En sortant de la projection de Shame, on peut être rassuré de constater que Hunger, premier long-métrage du vidéaste Steve McQueen et lauréat mérité de la Caméra d’Or en 2008, n’était pas un accident de parcours, prototype du film-choc inaugurant une carrière qui n’arriverait plus à un tel niveau de réussite par la suite. Son deuxième film le prouve au centuple, et pour en mesurer toute la portée, il sera paradoxalement nécessaire d’oublier Hunger, d’évacuer à peu près tout ce qui avait pu en faire une claque visuelle et sensorielle. Non pas que ce ne soit plus le cas ici, bien au contraire, mais hormis la présence de Michael Fassbender, une fois de plus dans le rôle principal, et un goût définitivement prononcé pour l’étirement des plans, la mise en scène de McQueen et son traitement tendent vers beaucoup moins de radicalité. Et surtout, le cinéaste quitte le cinéma engagé et social pour s’atteler, tout comme David Cronenberg ou Steven Soderbergh l’ont fait avant lui, à une véritable radioscopie du monde contemporain. Ce qui s’avère définitivement clair à propos de ce cinéaste majeur, c’est son intérêt pour les antihéros surchargés d’ambiguïté, et dont les ramifications psychologiques s’avèrent difficiles à percevoir. Autant dire qu’avec Shame, on est servi dès le premier plan, parfaitement clair : un corps étendu sur le dos, quasi immobile, la main près du bassin comme après une branlette. Message reçu : hormis la simple fonction de bite montée sur tibias, le héros, Brandon, ne sera rien d’autre. Durant deux heures de film qui s’écoulent selon un rythme à la fois cotonneux et vraiment inconfortable (la douceur se mariant avec une tension scotchante), le film ne fera rien d’autre que de suivre ce personnage, d’enregistrer ses mouvements, de capter son spleen, d’épouser ses perceptions sans que son visage, impénétrable par la force des choses, ne laisse paraître quoi que ce soit sur son état d’esprit et son système de fonctionnement interne.
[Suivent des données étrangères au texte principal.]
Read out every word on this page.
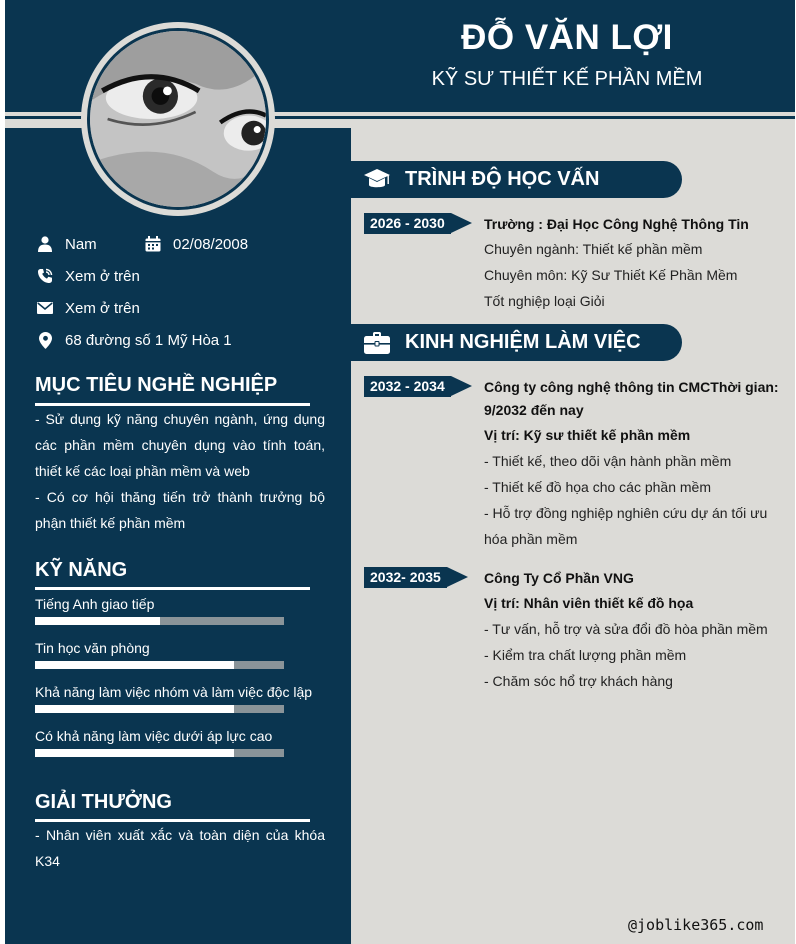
ĐỖ VĂN LỢI
KỸ SƯ THIẾT KẾ PHẦN MỀM
Nam	02/08/2008
Xem ở trên
Xem ở trên
68 đường số 1 Mỹ Hòa 1
MỤC TIÊU NGHỀ NGHIỆP
- Sử dụng kỹ năng chuyên ngành, ứng dụng các phần mềm chuyên dụng vào tính toán, thiết kế các loại phần mềm và web
- Có cơ hội thăng tiến trở thành trưởng bộ phận thiết kế phần mềm
KỸ NĂNG
Tiếng Anh giao tiếp
Tin học văn phòng
Khả năng làm việc nhóm và làm việc độc lập
Có khả năng làm việc dưới áp lực cao
GIẢI THƯỞNG
- Nhân viên xuất xắc và toàn diện của khóa K34
TRÌNH ĐỘ HỌC VẤN
2026 - 2030	Trường : Đại Học Công Nghệ Thông Tin
Chuyên ngành: Thiết kế phần mềm
Chuyên môn: Kỹ Sư Thiết Kế Phần Mềm
Tốt nghiệp loại Giỏi
KINH NGHIỆM LÀM VIỆC
2032 - 2034	Công ty công nghệ thông tin CMCThời gian:
9/2032 đến nay
Vị trí: Kỹ sư thiết kế phần mềm
- Thiết kế, theo dõi vận hành phần mềm
- Thiết kế đồ họa cho các phần mềm
- Hỗ trợ đồng nghiệp nghiên cứu dự án tối ưu
hóa phần mềm
2032- 2035	Công Ty Cổ Phần VNG
Vị trí: Nhân viên thiết kế đồ họa
- Tư vấn, hỗ trợ và sửa đổi đồ hòa phần mềm
- Kiểm tra chất lượng phần mềm
- Chăm sóc hổ trợ khách hàng
@joblike365.com
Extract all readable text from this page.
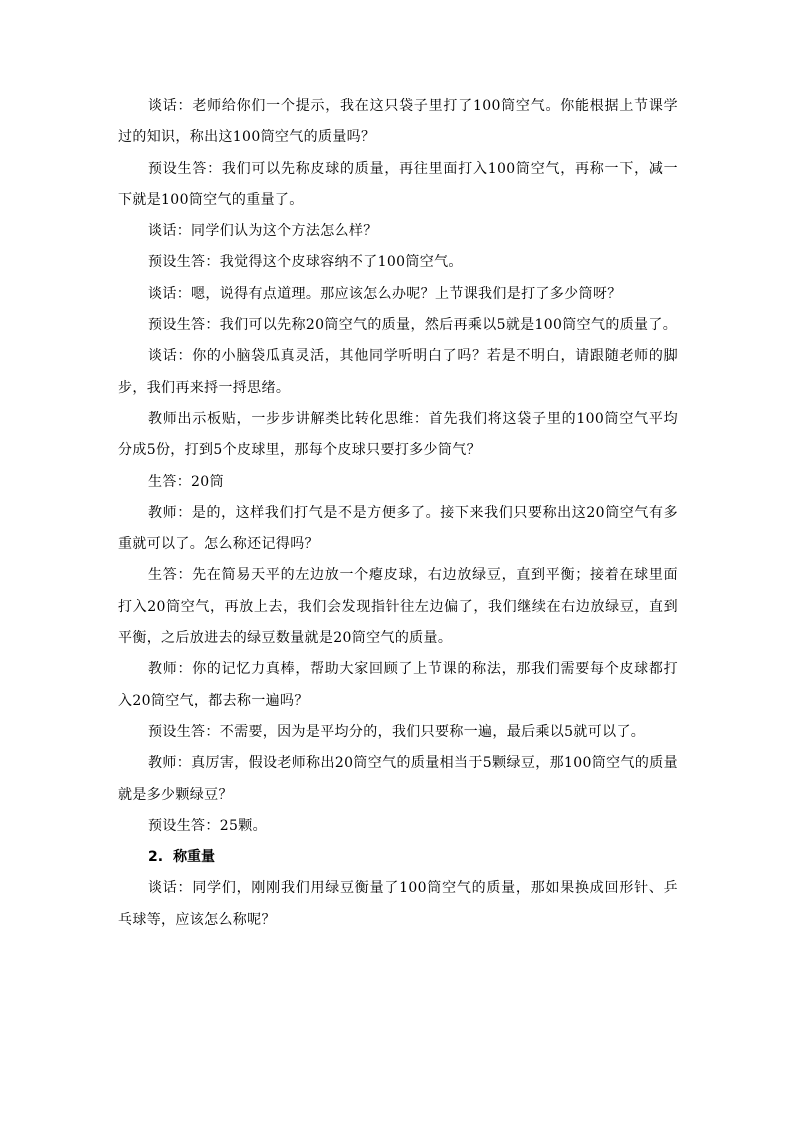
谈话：老师给你们一个提示，我在这只袋子里打了100筒空气。你能根据上节课学过的知识，称出这100筒空气的质量吗？

预设生答：我们可以先称皮球的质量，再往里面打入100筒空气，再称一下，减一下就是100筒空气的重量了。

谈话：同学们认为这个方法怎么样？

预设生答：我觉得这个皮球容纳不了100筒空气。

谈话：嗯，说得有点道理。那应该怎么办呢？上节课我们是打了多少筒呀？

预设生答：我们可以先称20筒空气的质量，然后再乘以5就是100筒空气的质量了。

谈话：你的小脑袋瓜真灵活，其他同学听明白了吗？若是不明白，请跟随老师的脚步，我们再来捋一捋思绪。

教师出示板贴，一步步讲解类比转化思维：首先我们将这袋子里的100筒空气平均分成5份，打到5个皮球里，那每个皮球只要打多少筒气？

生答：20筒

教师：是的，这样我们打气是不是方便多了。接下来我们只要称出这20筒空气有多重就可以了。怎么称还记得吗？

生答：先在简易天平的左边放一个瘪皮球，右边放绿豆，直到平衡；接着在球里面打入20筒空气，再放上去，我们会发现指针往左边偏了，我们继续在右边放绿豆，直到平衡，之后放进去的绿豆数量就是20筒空气的质量。

教师：你的记忆力真棒，帮助大家回顾了上节课的称法，那我们需要每个皮球都打入20筒空气，都去称一遍吗？

预设生答：不需要，因为是平均分的，我们只要称一遍，最后乘以5就可以了。

教师：真厉害，假设老师称出20筒空气的质量相当于5颗绿豆，那100筒空气的质量就是多少颗绿豆？

预设生答：25颗。

2. 称重量

谈话：同学们，刚刚我们用绿豆衡量了100筒空气的质量，那如果换成回形针、乒乓球等，应该怎么称呢？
En outre, mieux vaut oublier ce que pouvaient promettre le sujet, l’affiche et la bande-annonce (un nouveau Crash, peut-être ?), puisque Shame délaisse toute dimension sulfureuse afin de se limiter à un pur jeu d’observation, où l’on voit un étrange personnage traîner sa carcasse dans un environnement anonyme et désincarné, et dans lequel les nombreux actes sexuels auxquels il se livre font figure d’exutoire.
A la vision de Shame, trois films bien précis toquent à notre cervelle de cinéphile, ne serait-ce que sur le plan thématique. D’une part, Girlfriend experience, film majeur de ce début de millénaire où Steven Soderbergh, attaché à suivre le quotidien d’une call-girl utilisant le sexe tarifé aussi bien comme travail lucratif que comme concept social à part entière, se livrait en filigrane à une stupéfiante parabole sur le capitalisme et ses ramifications à toutes les échelles sociales (l’analogie avec le commerce du sexe était assez forte). Un film-choc qui avait su capter quelque chose du monde contemporain à travers un style clinique, glacé et esthétique, propre à un cinéma qui ose l’expérimentation pour faire avancer les choses. D’autre part, l’ombre d’American psycho, adaptation sous-estimée d’un des meilleurs romans jamais créés, ne pouvait que se faire ressentir dans la mesure où Bret Easton Ellis savait capter la froideur et la vacuité d’un univers yuppie qui s’ouvrait à la transgression pour sortir de la monotonie. Ce que Steve McQueen effectue ici, mais sous un angle moins hardcore et plus mélancolique. Enfin, pour la peinture d’un être antipathique, errant dans les bas-fonds nocturnes d’un décor urbain plongé dans la nuit, et dévoré par ses pulsions au point de faire plus ou moins souffrir son entourage, impossible de ne pas penser au Romain Duris de Persécution, que Patrice Chéreau avait su ériger en incarnation du nihilisme moderne, arrogant et terrassé, reflet d’un éternel insatisfait qui se prend les murs et qui se trompe sans arrêt.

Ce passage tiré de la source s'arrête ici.